Most stereotypes are obnoxious, but a few have earned the gold standard of truth. One is that girls do talk more than guys do. Our brains seem to issue press releases every few minutes whether we like it or not. It’s our way of trying to figure out the trajectory of the universe so that we can alter it. Girls firmly believe this is in our power, whether it requires intellect, pure force, stealth, or berry lip stain. Rob once told me that guys don’t talk as much because guys are here now, in the present—like Zen-ing. They’re watching the passing parade. He said that men think of the universe and time like an escalator. They’re on it, and it’s either going up or it’s going down, but they can no more control its course than they can see who’s running the machine. Any girl would consider that foolishness.
So, as soon as Rob and I got into the car, he wanted to talk food and I wanted to talk homicide. Crackling with frustration, I waited until we were in Rob’s mother’s kitchen.
Soon, we had assembled double-stuff pimento cheese and pickle sandwiches and potato soup so thick it was like a colloid, and I then became absorbed with my stomach’s primal demands. When those were satiated, and we’d gone up to Rob’s place, Rob got interested in other primal demands and was persistent and s
killful enough so that those demands became urgent for me, as well.

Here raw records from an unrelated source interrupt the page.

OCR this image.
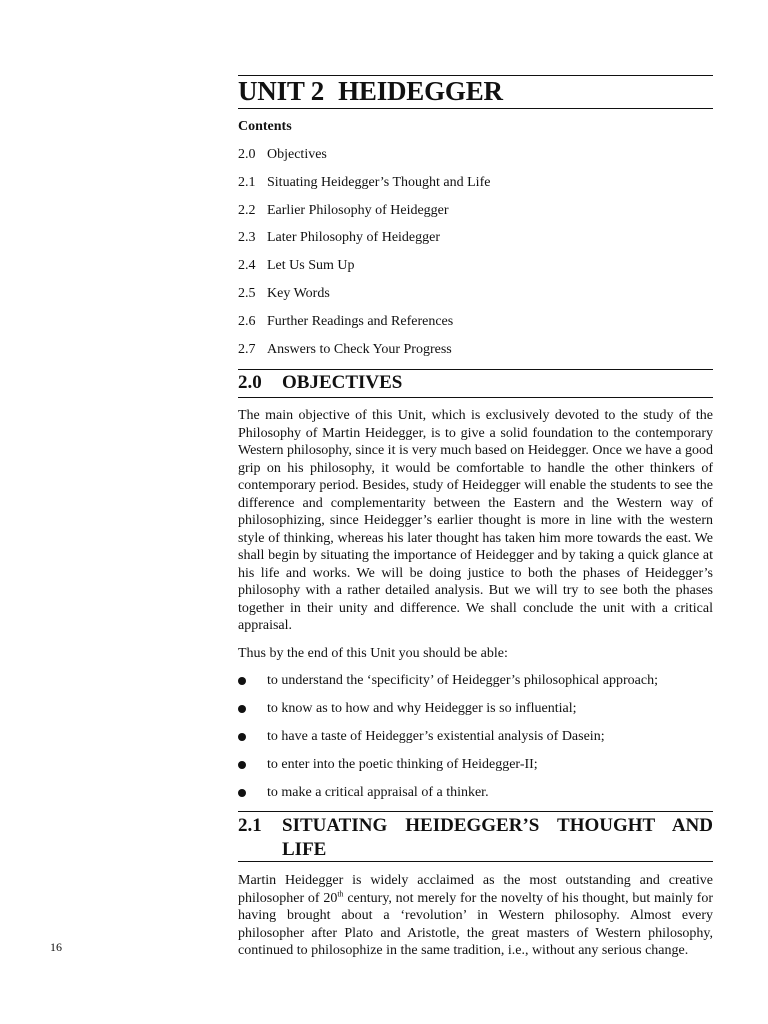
UNIT 2 HEIDEGGER
Contents
2.0 Objectives
2.1 Situating Heidegger’s Thought and Life
2.2 Earlier Philosophy of Heidegger
2.3 Later Philosophy of Heidegger
2.4 Let Us Sum Up
2.5 Key Words
2.6 Further Readings and References
2.7 Answers to Check Your Progress
2.0 OBJECTIVES

The main objective of this Unit, which is exclusively devoted to the study of the Philosophy of Martin Heidegger, is to give a solid foundation to the contemporary Western philosophy, since it is very much based on Heidegger. Once we have a good grip on his philosophy, it would be comfortable to handle the other thinkers of contemporary period. Besides, study of Heidegger will enable the students to see the difference and complementarity between the Eastern and the Western way of philosophizing, since Heidegger’s earlier thought is more in line with the western style of thinking, whereas his later thought has taken him more towards the east. We shall begin by situating the importance of Heidegger and by taking a quick glance at his life and works. We will be doing justice to both the phases of Heidegger’s philosophy with a rather detailed analysis. But we will try to see both the phases together in their unity and difference. We shall conclude the unit with a critical appraisal.

Thus by the end of this Unit you should be able:

to understand the ‘specificity’ of Heidegger’s philosophical approach;
to know as to how and why Heidegger is so influential;
to have a taste of Heidegger’s existential analysis of Dasein;
to enter into the poetic thinking of Heidegger-II;
to make a critical appraisal of a thinker.
2.1	SITUATING HEIDEGGER’S THOUGHT AND LIFE

Martin Heidegger is widely acclaimed as the most outstanding and creative philosopher of 20th century, not merely for the novelty of his thought, but mainly for having brought about a ‘revolution’ in Western philosophy. Almost every philosopher after Plato and Aristotle, the great masters of Western philosophy, continued to philosophize in the same tradition, i.e., without any serious change.

16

AFTERWARD, LYING UNDER the sweep of stars in bed, it would have been so easy to dismiss all that nasty jazz about cold and watery tombs. But Rob didn’t love me just for my body. Although my preoccupation with other people’s, the blue-white and decomposing kind, wasn’t a particular attraction.
“Hey you,” I said. “What Wesley said about the structure, all those sunken boats?”
“What?” he mumbled.
“Rob! That’s where he hides things. People. Dead bodies. That’s Tabor’s stash. He was that diver. You know it.”
“That doesn’t make sense, Allie. If Tabor didn’t want to get caught, he’d scatter the bodies all over the hills. I hate to say this, but a part here and a part there—”
“No, no!” I broke in, sitting up under the covers. “Don’t think in terms of regular person sense. A regular person would think in a different way. That’s what they do. Serial killers like having a habitat. They visit their kills. They dig them up and sometimes they even …”
Rob actually paled. “If what’s coming is what I think is coming, do not go there. I don’t have your capacity for mayhem. I’m going to major in computer programming.”
I almost smiled. “Okay, but see my point? He was going to visit those corpses. So many of them do that. They’re driven to.”
“Allie, what I love about you is you’re just so damn cuddly, aren’t you? All roses and pink ribbons.”
“Pardon me. I didn’t know those were your expectations.”
“Let’s just let it go for a little while, Allie Bear. I just want a little nap.”
Juliet had called me Allie Bear. Rob might have thought he was pouring on the soothing syrup, but on this girl’s fire, it was lighter fluid.
I was desperate.
I got up and put on Rob’s shirt.
Here is another stereotype that may not bolster the image of young guys as fragile emotional beings able to conquer their desires in most circumstances, and yet it’s a stereotype that glows with authenticity. One hour after running the Death Valley marathon, a guy will stand to attention for a girl wearing his shirt over nothing else.